Financial services and commerce platform Paytm plans to cut annual losses by half over the next two years, CEO Vijay Shekhar Sharma told ET.
This will be done by monetising its offline merchant base, scaling its merchant network, and rolling back on discounts across businesses, he said.
The SoftBank and Alipay-backed company will focus on making its business software and customer relationship management (CRM) services a core revenue generator for offline merchants — investing heavily to provide its 15 million offline merchant base solutions ranging from cloud to billing facilities.
“Our offline merchant base is our most defensible moat. We were clear from Day One that this MDR (merchant discount rate) could not be our monetization strategy.

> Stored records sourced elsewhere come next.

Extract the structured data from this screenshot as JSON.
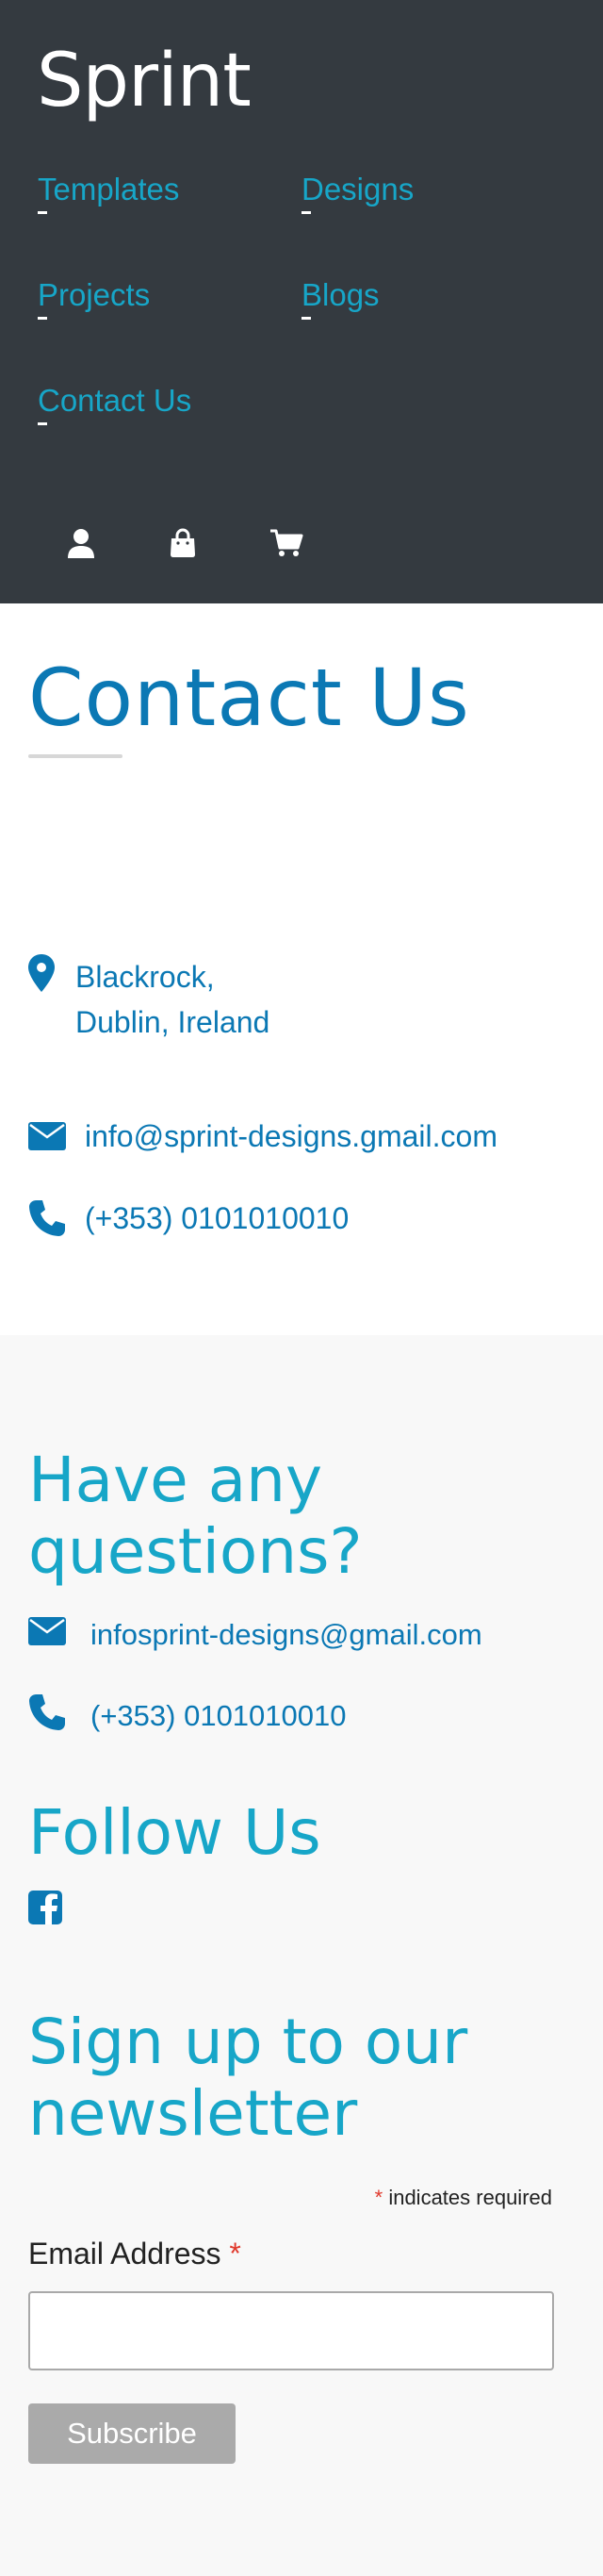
{
  "header": {
    "brand": "Sprint",
    "nav": [
      {
        "label": "Templates"
      },
      {
        "label": "Designs"
      },
      {
        "label": "Projects"
      },
      {
        "label": "Blogs"
      },
      {
        "label": "Contact Us"
      }
    ],
    "icons": [
      "user-icon",
      "shopping-bag-icon",
      "cart-icon"
    ]
  },
  "contact": {
    "title": "Contact Us",
    "address_line1": "Blackrock,",
    "address_line2": "Dublin, Ireland",
    "email": "info@sprint-designs.gmail.com",
    "phone": "(+353) 0101010010"
  },
  "questions": {
    "title_line1": "Have any",
    "title_line2": "questions?",
    "email": "infosprint-designs@gmail.com",
    "phone": "(+353) 0101010010"
  },
  "follow": {
    "title": "Follow Us",
    "icon": "facebook-icon"
  },
  "newsletter": {
    "title_line1": "Sign up to our",
    "title_line2": "newsletter",
    "required_star": "*",
    "required_note": "indicates required",
    "email_label": "Email Address",
    "email_value": "",
    "subscribe_label": "Subscribe"
  },
  "colors": {
    "header_bg": "#343a40",
    "link": "#17a6c8",
    "contact_blue": "#0b78b4",
    "required": "#e0392c",
    "button_bg": "#aaaaaa"
  }
}
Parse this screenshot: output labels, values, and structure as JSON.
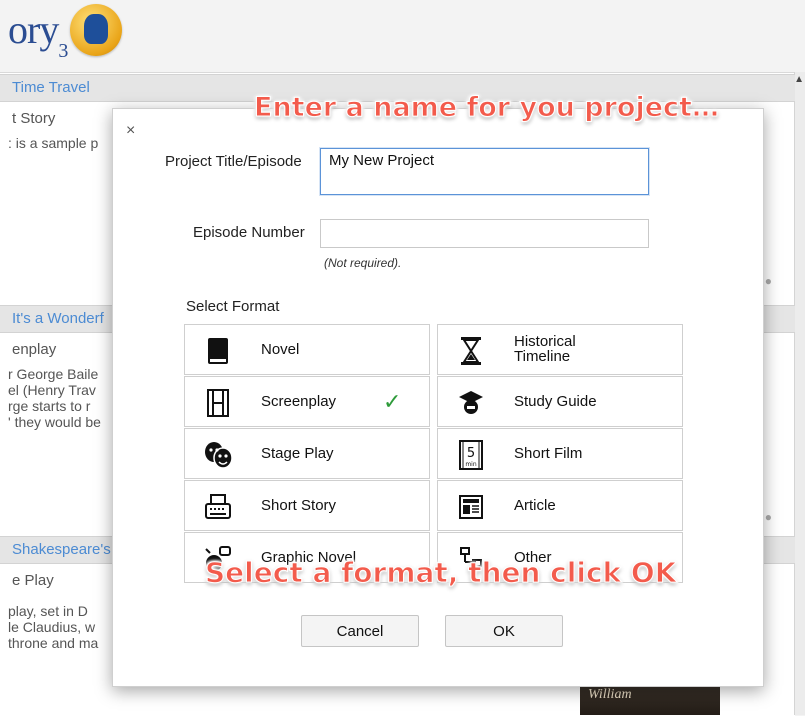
{
  "app": {
    "logo_text": "ory",
    "logo_sub": "3"
  },
  "projects": [
    {
      "title": "Time Travel",
      "type": "t Story",
      "desc": ": is a sample p"
    },
    {
      "title": "It's a Wonderf",
      "type": "enplay",
      "desc": [
        "r George Baile",
        "el (Henry Trav",
        "rge starts to r",
        "' they would be"
      ]
    },
    {
      "title": "Shakespeare's",
      "type": "e Play",
      "desc": [
        "play, set in D",
        "le Claudius, w",
        "throne and ma"
      ]
    }
  ],
  "book_thumb_text": "William",
  "dialog": {
    "close_label": "×",
    "project_title_label": "Project Title/Episode",
    "project_title_value": "My New Project",
    "episode_number_label": "Episode Number",
    "episode_number_value": "",
    "episode_hint": "(Not required).",
    "select_format_label": "Select Format",
    "formats": [
      {
        "label": "Novel",
        "icon": "book-icon"
      },
      {
        "label": "Historical Timeline",
        "icon": "hourglass-icon"
      },
      {
        "label": "Screenplay",
        "icon": "film-icon",
        "selected": true
      },
      {
        "label": "Study Guide",
        "icon": "graduation-cap-icon"
      },
      {
        "label": "Stage Play",
        "icon": "theater-masks-icon"
      },
      {
        "label": "Short Film",
        "icon": "five-min-icon"
      },
      {
        "label": "Short Story",
        "icon": "typewriter-icon"
      },
      {
        "label": "Article",
        "icon": "newspaper-icon"
      },
      {
        "label": "Graphic Novel",
        "icon": "comic-icon"
      },
      {
        "label": "Other",
        "icon": "flowchart-icon"
      }
    ],
    "check_mark": "✓",
    "cancel_label": "Cancel",
    "ok_label": "OK"
  },
  "callouts": {
    "top": "Enter a name for you project…",
    "bottom": "Select a format, then click OK"
  },
  "colors": {
    "accent": "#4c8bd3",
    "callout": "#f35b4c",
    "check": "#2e9b3a"
  }
}
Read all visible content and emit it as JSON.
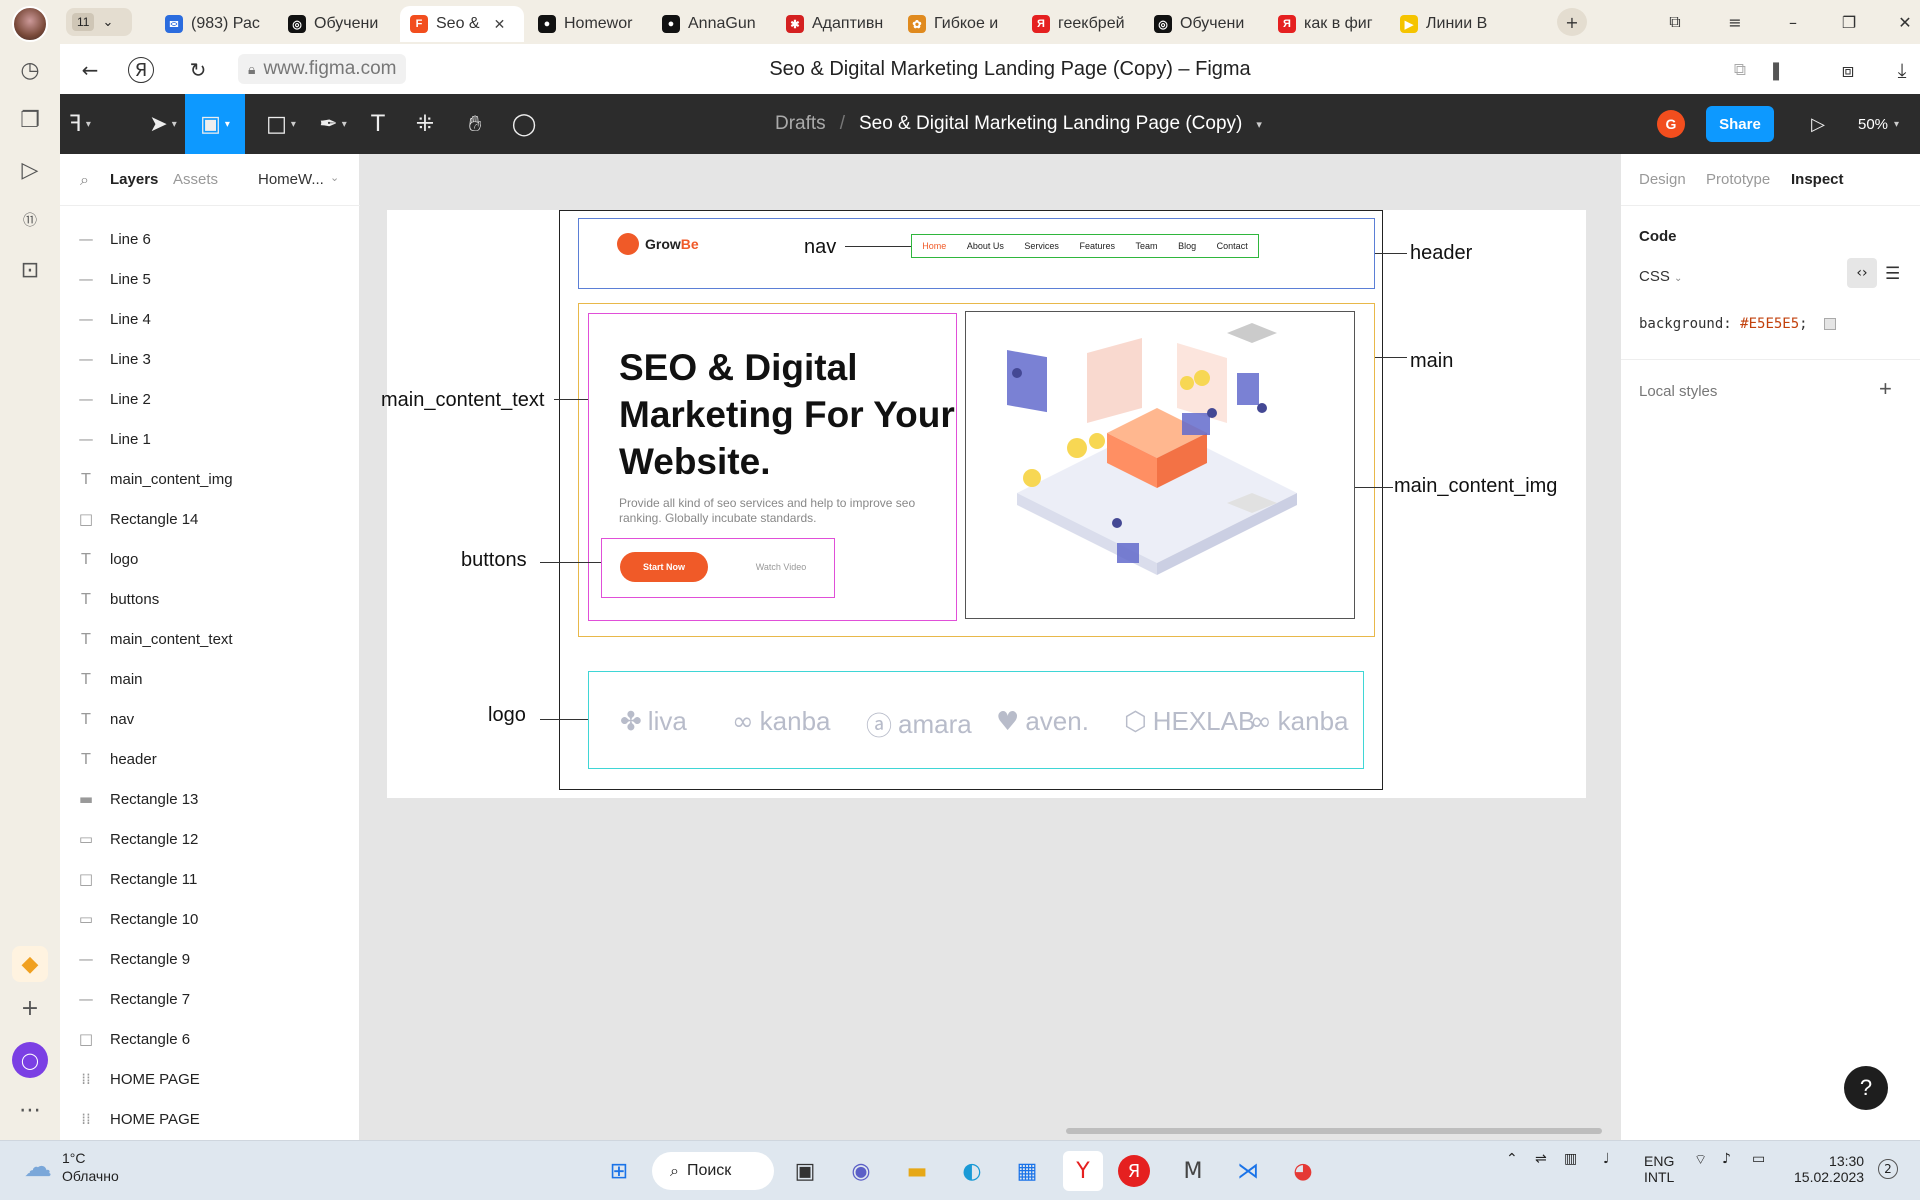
{
  "browser": {
    "tab_count": "11",
    "tabs": [
      {
        "label": "(983) Рас",
        "color": "#2b6cde",
        "glyph": "✉"
      },
      {
        "label": "Обучени",
        "color": "#111111",
        "glyph": "◎"
      },
      {
        "label": "Seo &",
        "color": "#f24e1e",
        "glyph": "F"
      },
      {
        "label": "Homewor",
        "color": "#111111",
        "glyph": "●"
      },
      {
        "label": "AnnaGun",
        "color": "#111111",
        "glyph": "●"
      },
      {
        "label": "Адаптивн",
        "color": "#d42020",
        "glyph": "✱"
      },
      {
        "label": "Гибкое и",
        "color": "#e08a1e",
        "glyph": "✿"
      },
      {
        "label": "геекбрей",
        "color": "#e52020",
        "glyph": "Я"
      },
      {
        "label": "Обучени",
        "color": "#111111",
        "glyph": "◎"
      },
      {
        "label": "как в фиг",
        "color": "#e52020",
        "glyph": "Я"
      },
      {
        "label": "Линии В",
        "color": "#f5c400",
        "glyph": "▶"
      }
    ],
    "url": "www.figma.com",
    "page_title": "Seo & Digital Marketing Landing Page (Copy) – Figma"
  },
  "figma": {
    "breadcrumb_folder": "Drafts",
    "file_name": "Seo & Digital Marketing Landing Page (Copy)",
    "user_initial": "G",
    "share_label": "Share",
    "zoom": "50%"
  },
  "left_panel": {
    "tab_layers": "Layers",
    "tab_assets": "Assets",
    "page_selector": "HomeW...",
    "layers": [
      {
        "name": "Line 6",
        "icon": "—"
      },
      {
        "name": "Line 5",
        "icon": "—"
      },
      {
        "name": "Line 4",
        "icon": "—"
      },
      {
        "name": "Line 3",
        "icon": "—"
      },
      {
        "name": "Line 2",
        "icon": "—"
      },
      {
        "name": "Line 1",
        "icon": "—"
      },
      {
        "name": "main_content_img",
        "icon": "T"
      },
      {
        "name": "Rectangle 14",
        "icon": "□"
      },
      {
        "name": "logo",
        "icon": "T"
      },
      {
        "name": "buttons",
        "icon": "T"
      },
      {
        "name": "main_content_text",
        "icon": "T"
      },
      {
        "name": "main",
        "icon": "T"
      },
      {
        "name": "nav",
        "icon": "T"
      },
      {
        "name": "header",
        "icon": "T"
      },
      {
        "name": "Rectangle 13",
        "icon": "▬"
      },
      {
        "name": "Rectangle 12",
        "icon": "▭"
      },
      {
        "name": "Rectangle 11",
        "icon": "□"
      },
      {
        "name": "Rectangle 10",
        "icon": "▭"
      },
      {
        "name": "Rectangle 9",
        "icon": "—"
      },
      {
        "name": "Rectangle 7",
        "icon": "—"
      },
      {
        "name": "Rectangle 6",
        "icon": "□"
      },
      {
        "name": "HOME PAGE",
        "icon": "⁞⁞"
      },
      {
        "name": "HOME PAGE",
        "icon": "⁞⁞"
      }
    ]
  },
  "canvas": {
    "annotations": {
      "nav": "nav",
      "header": "header",
      "main": "main",
      "main_content_text": "main_content_text",
      "main_content_img": "main_content_img",
      "buttons": "buttons",
      "logo": "logo"
    },
    "outline_colors": {
      "header": "#5b7fd6",
      "main": "#e8b84a",
      "text": "#e04fd8",
      "img": "#555555",
      "nav": "#2fb63d",
      "logos": "#3fd6d6"
    },
    "mockup": {
      "logo_text": "Grow",
      "logo_accent": "Be",
      "nav_items": [
        "Home",
        "About Us",
        "Services",
        "Features",
        "Team",
        "Blog",
        "Contact"
      ],
      "headline": "SEO & Digital Marketing For Your Website.",
      "subtext": "Provide all kind of seo services and help to improve seo ranking. Globally incubate standards.",
      "primary_button": "Start Now",
      "secondary_button": "Watch Video",
      "brands": [
        "liva",
        "kanba",
        "amara",
        "aven.",
        "HEXLAB",
        "kanba"
      ],
      "accent": "#f05a28"
    }
  },
  "right_panel": {
    "tabs": [
      "Design",
      "Prototype",
      "Inspect"
    ],
    "active_tab": "Inspect",
    "code_heading": "Code",
    "language": "CSS",
    "code_property": "background:",
    "code_value": "#E5E5E5",
    "code_end": ";",
    "local_styles": "Local styles"
  },
  "taskbar": {
    "temperature": "1°C",
    "weather": "Облачно",
    "search_label": "Поиск",
    "lang_top": "ENG",
    "lang_bottom": "INTL",
    "time": "13:30",
    "date": "15.02.2023",
    "notifications": "2"
  }
}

We are creating cloud services and software solutions, including billing, invoicing, GST, CRM, loyalty and overtime financial services as a revenue moat,” Sharma told ET.
The plan, Sharma said, was to reduce losses by shoring revenue numbers, even as the company continues to invest in acquiring new active customers and merchants and be a diversified financial services provider.
This comes at a time when most of its ventures have slipped into the red in financial year 2019.
For the fiscal year ended March 2019, Paytm’s losses stood at Rs 3,959.60 crore on revenue of Rs 3,319 crore. However, over the course of calendar year 2019, Sharma said, the company cut costs by 12% while revenue grew 25%.
Across business verticals, Paytm competes with several startups.
For instance, Google Pay and PhonePe In UPI payments, BharatPe in all-in-one QR code business, Razorpay and Instamojo in payment gateway vertical, and Pine Labs, Mswipe among others in the PoS category.
On the commerce side as well, the company competes with MakeMyTrip, BookMyShow, and selectively Amazon and Flipkart, as well as real-money gaming companies.
“We are an ecosystem play. For instance, the Amazon ecosystem is a challenger for us,” Sharma said.
Paytm, valued at $16 billion, is also on the lookout for widening its financial services offering by adding lending as a service. However, it may have to wait till 2022 before the central bank approves its pending application for a small finance bank (SFB) licence.
Central bank guidelines mandate that a payment bank can convert itself into an SFB only five years after it starts operating. Paytm Payments Bank became operational in 2017.
On Tuesday, Paytm launched its All-in-One Android POS device which enables merchants to accept payments via digital modes such as the Paytm Wallet, UPI-based apps, debit and credit cards, and QR codes. The device also allows merchants to generate GST compliant bills, scan items, and manage all forms of transactions through their ‘Paytm for Business’ app.
These offerings come at a time when payment companies are struggling to cope up with new business realities of operating in a zero MDR regime, which the government kicked in from the new year making transactional charges on Rupay and UPI nil.
MDR is the rate charged by banks to a merchant for payment processing services on debit and credit card transactions.
The move may force several payment companies to rethink their business models to survive, Sharma said.
“For businesses that bet on charging merchants a transaction fee, this is an opportunity to rethink their business model,” he said.